As jyk indicates, the implementations of any of these algorithms is not trivial. However, never let that discourage you from trying :) An AABB can be a good fit, but it can also be a very bad fit. Consider a "thin" cylinder with end points at (0,0,0) and (1,1,1) [imagine the cylinder is the line segment connecting the points]. The AABB is 0 <= x <= 1, 0 <= y <= 1, and 0 <= z <= 1, with a volume of 1. The MVB has center (1,1,1)/2, an axis (1,1,1)/sqrt(3), and an extent for this axis of sqrt(3)/2. It also has two additional axes perpendicular to the first axis, but the extents are 0. The volume of this box is 0. If you give the line segment a little thickness, the MVB becomes slightly larger, but still has a volume much smaller than that of the AABB.

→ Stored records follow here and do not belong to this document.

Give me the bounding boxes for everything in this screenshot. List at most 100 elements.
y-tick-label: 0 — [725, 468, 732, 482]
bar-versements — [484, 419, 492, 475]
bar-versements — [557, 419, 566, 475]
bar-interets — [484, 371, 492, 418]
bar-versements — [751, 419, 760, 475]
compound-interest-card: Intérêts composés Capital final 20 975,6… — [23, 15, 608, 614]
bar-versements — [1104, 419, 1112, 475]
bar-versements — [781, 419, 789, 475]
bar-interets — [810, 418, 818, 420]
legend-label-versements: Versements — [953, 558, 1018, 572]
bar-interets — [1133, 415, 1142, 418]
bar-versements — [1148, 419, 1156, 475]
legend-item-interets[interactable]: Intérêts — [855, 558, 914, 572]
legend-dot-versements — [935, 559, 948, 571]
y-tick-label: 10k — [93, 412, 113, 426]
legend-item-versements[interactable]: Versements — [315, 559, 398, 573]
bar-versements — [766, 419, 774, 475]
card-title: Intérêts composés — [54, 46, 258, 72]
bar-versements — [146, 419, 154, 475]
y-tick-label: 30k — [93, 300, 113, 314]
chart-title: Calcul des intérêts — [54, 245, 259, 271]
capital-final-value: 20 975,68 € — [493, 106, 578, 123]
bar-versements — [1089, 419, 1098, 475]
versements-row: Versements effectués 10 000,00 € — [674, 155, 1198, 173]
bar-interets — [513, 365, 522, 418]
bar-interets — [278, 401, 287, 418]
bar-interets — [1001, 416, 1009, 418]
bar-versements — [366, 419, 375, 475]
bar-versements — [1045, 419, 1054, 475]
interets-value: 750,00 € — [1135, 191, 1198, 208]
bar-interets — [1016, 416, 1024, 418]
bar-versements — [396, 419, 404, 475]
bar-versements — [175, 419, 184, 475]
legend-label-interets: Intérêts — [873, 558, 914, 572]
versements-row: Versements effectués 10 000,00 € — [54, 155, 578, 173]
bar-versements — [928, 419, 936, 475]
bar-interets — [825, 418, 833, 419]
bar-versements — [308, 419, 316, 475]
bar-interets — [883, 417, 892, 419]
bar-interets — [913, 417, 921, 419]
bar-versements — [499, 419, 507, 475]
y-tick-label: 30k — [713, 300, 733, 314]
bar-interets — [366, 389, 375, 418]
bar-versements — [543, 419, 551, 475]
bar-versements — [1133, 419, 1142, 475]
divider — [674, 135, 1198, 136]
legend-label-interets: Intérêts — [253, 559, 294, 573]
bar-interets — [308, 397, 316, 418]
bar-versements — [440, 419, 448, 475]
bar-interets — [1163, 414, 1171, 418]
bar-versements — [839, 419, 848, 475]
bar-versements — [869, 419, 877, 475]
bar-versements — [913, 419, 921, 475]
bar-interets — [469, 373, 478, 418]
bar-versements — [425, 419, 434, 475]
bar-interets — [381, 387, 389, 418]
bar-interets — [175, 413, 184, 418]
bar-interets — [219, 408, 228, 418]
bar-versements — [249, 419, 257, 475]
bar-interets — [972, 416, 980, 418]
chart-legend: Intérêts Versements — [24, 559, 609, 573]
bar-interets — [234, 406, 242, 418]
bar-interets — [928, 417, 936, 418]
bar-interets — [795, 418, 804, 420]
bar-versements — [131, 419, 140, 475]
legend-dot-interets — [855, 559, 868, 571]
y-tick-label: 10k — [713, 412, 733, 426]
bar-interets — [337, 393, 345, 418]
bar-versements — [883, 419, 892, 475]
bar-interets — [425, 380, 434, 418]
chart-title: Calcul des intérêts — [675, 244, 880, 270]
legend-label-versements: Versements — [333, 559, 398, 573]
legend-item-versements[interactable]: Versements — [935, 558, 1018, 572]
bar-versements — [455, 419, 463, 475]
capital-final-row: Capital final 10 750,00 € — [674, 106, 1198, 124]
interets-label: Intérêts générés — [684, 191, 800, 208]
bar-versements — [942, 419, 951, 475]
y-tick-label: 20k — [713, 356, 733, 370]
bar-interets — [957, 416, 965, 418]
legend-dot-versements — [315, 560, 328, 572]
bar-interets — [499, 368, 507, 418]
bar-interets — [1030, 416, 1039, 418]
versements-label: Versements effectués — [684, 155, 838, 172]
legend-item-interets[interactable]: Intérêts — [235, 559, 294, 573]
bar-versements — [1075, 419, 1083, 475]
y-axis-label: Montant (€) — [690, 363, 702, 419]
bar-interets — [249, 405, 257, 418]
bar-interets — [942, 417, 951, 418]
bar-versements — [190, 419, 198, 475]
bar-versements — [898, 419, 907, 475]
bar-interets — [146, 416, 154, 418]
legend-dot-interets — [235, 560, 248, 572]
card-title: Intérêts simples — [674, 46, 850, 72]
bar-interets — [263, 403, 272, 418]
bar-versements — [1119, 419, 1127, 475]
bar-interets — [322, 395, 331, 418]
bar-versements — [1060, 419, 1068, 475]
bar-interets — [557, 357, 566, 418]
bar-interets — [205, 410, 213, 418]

Which type of box you choose should depend on your own application's data.
Implementations of all of this are at my www.geometrictools.com website. I use the median-split heuristic for the bounding-volume trees. The MVB construction requires a convex hull finder in 2D, a convex hull finder in 3D, and a method for computing the minimum area box containing a set of planar points--I use the rotating caliper method for this.
First you have to compute the centroid of the points, in pseudcode
mu = sum(0..N, x[i]) / N
then you have to compute the covariance matrix
C = sum(0..N, mult(x[i]-mu, transpose(x[i]-mu)));
Note that the mult performs an (3x1) matrix multiplication by (1x3) matrix multiplication, and the result is a 3x3 matrix.
The eigenvectors of the C matrix define the three axis of the OBB.
There is a new library ApproxMVBB in C++ online which computes an approximation for the minimum volume bounding box. Its released under MPL 2.0 Licences, and written by me.
If you have time look at: http://gabyx.github.io/ApproxMVBB/
The library is C++11 compatible and only needs Eigen http://eigen.tuxfamily.org.
Tests show that an approximation for 140Million points in 3D can be computed in reasonable time (arround 5-7 seconds) depending on your settings for the approximation.